Color shades, veins or relief. Each veneer has its own story.


French Walnut


Europe, Asia
Central, Western and Southern Europe, cultivated in Asia Minor, North Africa, North India and China. Most appreciated within Europe is the French Walnut and the Italian Walnut. Due to the severe periods of frost in France in the last ten years a great many of the existing trees were damaged and thus are not longer suitable for the veneer industry. As a result, veneer production has fallen off greatly and good logs can only be obtained in isolated cases. Turkish, Spanish and Caucasian Walnut is available, but no so much in demand because of their highly conspicuous and distinct texture.


The colour is light to dark brown of mouse grey, often with dark growth lines. Certain periods of furniture are firmly associated with the use of this wood (for example, Queen Anne furniture in Great Britain ). The trunks are generally dug out with the roots which are used to produce the choice head veneer.
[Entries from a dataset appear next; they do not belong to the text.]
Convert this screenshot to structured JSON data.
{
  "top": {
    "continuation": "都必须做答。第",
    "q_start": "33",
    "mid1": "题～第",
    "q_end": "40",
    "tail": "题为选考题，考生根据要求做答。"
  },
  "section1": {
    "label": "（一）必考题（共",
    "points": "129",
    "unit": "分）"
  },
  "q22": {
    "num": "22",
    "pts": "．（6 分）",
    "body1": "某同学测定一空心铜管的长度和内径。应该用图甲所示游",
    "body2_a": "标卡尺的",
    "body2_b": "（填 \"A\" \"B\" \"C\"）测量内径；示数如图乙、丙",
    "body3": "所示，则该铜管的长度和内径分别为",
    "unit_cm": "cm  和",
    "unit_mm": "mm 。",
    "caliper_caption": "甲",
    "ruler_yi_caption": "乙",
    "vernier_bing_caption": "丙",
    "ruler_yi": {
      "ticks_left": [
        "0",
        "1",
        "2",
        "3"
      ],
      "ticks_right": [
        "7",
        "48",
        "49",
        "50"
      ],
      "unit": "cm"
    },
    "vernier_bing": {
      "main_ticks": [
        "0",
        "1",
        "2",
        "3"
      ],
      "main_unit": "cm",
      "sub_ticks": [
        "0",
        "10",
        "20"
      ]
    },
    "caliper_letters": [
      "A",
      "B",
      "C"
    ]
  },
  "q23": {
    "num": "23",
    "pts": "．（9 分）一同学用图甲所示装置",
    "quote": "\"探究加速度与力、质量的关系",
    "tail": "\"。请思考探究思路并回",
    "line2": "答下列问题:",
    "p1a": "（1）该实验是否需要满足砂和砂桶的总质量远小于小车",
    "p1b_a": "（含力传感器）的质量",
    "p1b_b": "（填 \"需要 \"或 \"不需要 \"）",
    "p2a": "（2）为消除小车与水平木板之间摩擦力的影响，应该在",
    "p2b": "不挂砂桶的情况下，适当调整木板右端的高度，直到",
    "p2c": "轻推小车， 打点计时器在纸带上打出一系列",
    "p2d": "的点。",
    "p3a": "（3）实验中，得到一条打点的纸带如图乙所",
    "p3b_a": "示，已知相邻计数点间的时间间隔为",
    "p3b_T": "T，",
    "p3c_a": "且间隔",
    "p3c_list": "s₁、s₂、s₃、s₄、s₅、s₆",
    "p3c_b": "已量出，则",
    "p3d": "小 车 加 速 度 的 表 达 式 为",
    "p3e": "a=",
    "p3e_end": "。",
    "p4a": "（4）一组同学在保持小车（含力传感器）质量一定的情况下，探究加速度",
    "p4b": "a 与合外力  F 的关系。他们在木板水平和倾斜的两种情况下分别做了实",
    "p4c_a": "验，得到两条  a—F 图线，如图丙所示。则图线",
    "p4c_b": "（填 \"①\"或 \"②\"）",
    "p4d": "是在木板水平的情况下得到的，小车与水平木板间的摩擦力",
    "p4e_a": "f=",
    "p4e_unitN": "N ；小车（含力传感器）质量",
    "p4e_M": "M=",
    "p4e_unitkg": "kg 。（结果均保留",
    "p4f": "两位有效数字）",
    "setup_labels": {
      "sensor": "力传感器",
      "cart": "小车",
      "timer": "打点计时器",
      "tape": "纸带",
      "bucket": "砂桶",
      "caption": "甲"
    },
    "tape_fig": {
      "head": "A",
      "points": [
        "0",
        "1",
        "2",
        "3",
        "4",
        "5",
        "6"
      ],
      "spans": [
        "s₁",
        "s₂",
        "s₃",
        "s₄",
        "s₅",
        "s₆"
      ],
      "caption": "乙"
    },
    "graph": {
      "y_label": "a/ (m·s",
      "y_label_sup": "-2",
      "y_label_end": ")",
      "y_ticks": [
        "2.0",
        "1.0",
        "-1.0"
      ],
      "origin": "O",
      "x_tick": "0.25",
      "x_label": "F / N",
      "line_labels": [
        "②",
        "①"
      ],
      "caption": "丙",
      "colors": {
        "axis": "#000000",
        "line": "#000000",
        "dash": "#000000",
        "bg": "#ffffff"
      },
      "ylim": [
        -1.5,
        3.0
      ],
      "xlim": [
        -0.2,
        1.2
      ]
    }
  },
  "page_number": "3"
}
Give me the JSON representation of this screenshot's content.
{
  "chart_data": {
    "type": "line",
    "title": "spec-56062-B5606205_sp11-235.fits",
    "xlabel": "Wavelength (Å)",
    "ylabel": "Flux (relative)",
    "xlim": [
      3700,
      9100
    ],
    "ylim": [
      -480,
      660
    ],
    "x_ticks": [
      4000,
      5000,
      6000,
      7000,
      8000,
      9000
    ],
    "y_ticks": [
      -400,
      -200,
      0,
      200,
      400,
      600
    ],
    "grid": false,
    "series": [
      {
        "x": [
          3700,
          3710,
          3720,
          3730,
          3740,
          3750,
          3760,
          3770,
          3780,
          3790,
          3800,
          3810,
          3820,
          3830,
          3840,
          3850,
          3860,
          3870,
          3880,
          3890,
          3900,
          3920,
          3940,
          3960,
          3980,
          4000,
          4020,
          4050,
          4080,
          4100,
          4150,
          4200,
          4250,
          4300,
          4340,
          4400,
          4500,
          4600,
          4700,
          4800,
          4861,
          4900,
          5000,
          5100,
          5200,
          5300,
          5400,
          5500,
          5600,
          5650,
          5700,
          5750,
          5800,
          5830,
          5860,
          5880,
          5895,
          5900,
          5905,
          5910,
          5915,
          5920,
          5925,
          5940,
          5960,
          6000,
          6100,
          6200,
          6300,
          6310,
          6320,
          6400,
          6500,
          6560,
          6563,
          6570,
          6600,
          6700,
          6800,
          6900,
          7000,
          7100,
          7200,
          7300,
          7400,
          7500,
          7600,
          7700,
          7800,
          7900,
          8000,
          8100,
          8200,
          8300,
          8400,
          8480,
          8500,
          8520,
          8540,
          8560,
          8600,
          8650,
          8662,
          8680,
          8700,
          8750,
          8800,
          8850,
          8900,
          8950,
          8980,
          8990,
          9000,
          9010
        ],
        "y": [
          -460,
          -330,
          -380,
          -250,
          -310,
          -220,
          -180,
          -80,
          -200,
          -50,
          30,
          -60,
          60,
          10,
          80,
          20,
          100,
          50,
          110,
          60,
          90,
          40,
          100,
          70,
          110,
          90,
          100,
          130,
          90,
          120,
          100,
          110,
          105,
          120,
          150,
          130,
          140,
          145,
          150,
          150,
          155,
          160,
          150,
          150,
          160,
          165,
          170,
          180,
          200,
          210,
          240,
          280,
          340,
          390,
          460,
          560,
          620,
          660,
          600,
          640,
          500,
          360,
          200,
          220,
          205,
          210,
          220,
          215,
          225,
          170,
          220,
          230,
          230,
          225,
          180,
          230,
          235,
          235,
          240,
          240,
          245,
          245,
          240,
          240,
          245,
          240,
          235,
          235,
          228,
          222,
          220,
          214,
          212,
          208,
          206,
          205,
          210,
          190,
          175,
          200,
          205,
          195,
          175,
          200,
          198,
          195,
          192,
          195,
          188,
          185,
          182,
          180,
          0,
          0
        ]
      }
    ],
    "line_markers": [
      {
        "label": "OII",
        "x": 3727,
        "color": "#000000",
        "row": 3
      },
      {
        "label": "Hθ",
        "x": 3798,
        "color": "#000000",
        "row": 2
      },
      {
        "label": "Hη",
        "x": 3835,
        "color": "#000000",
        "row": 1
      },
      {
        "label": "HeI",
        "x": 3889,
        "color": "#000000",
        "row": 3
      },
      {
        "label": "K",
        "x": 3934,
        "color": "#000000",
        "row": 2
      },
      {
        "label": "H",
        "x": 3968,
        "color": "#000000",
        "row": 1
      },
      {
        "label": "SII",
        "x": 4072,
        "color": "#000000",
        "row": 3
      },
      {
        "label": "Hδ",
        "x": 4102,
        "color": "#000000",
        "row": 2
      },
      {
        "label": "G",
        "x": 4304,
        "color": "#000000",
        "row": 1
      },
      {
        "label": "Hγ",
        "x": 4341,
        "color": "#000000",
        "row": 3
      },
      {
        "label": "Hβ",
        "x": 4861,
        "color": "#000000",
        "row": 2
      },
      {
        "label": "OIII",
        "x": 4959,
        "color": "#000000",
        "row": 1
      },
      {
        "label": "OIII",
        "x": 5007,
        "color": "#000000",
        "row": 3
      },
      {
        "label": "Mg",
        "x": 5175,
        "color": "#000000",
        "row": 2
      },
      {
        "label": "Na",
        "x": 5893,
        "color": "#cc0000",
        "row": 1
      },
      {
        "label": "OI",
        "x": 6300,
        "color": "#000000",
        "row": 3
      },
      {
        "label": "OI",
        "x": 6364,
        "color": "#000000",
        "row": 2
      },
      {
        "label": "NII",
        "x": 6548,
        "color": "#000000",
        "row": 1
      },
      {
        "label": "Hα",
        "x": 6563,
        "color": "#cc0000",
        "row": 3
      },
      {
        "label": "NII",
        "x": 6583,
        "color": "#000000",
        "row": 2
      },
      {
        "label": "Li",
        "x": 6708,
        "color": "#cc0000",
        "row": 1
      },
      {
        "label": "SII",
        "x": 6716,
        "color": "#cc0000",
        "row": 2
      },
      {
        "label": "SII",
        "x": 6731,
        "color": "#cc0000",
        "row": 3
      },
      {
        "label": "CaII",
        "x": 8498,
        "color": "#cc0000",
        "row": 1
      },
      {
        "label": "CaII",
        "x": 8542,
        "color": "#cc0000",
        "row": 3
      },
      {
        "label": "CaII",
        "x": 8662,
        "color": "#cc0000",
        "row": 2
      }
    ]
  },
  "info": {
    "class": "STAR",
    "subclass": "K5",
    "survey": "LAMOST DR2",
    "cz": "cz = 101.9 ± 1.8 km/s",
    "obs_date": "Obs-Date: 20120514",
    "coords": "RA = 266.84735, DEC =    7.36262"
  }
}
Walnut can be worked with all tools without difficulty. Planed surfaces are very smooth.

As a rule Walnut can be dried without problems provided that the drying is not hurried.


The decorative pattern is highlighted by silky lustre varnish. This wood is also extremely suitable for polishing.


Glue joints have high tensile strength. Screw joints hold firmly but should be pre-drilled.

Similar woods

Butternut, American Walnut, Boire


Sliced veneer and lumber used in high quality architectural woodwork. Only of significance for mass-produced furniture in Southern Europe.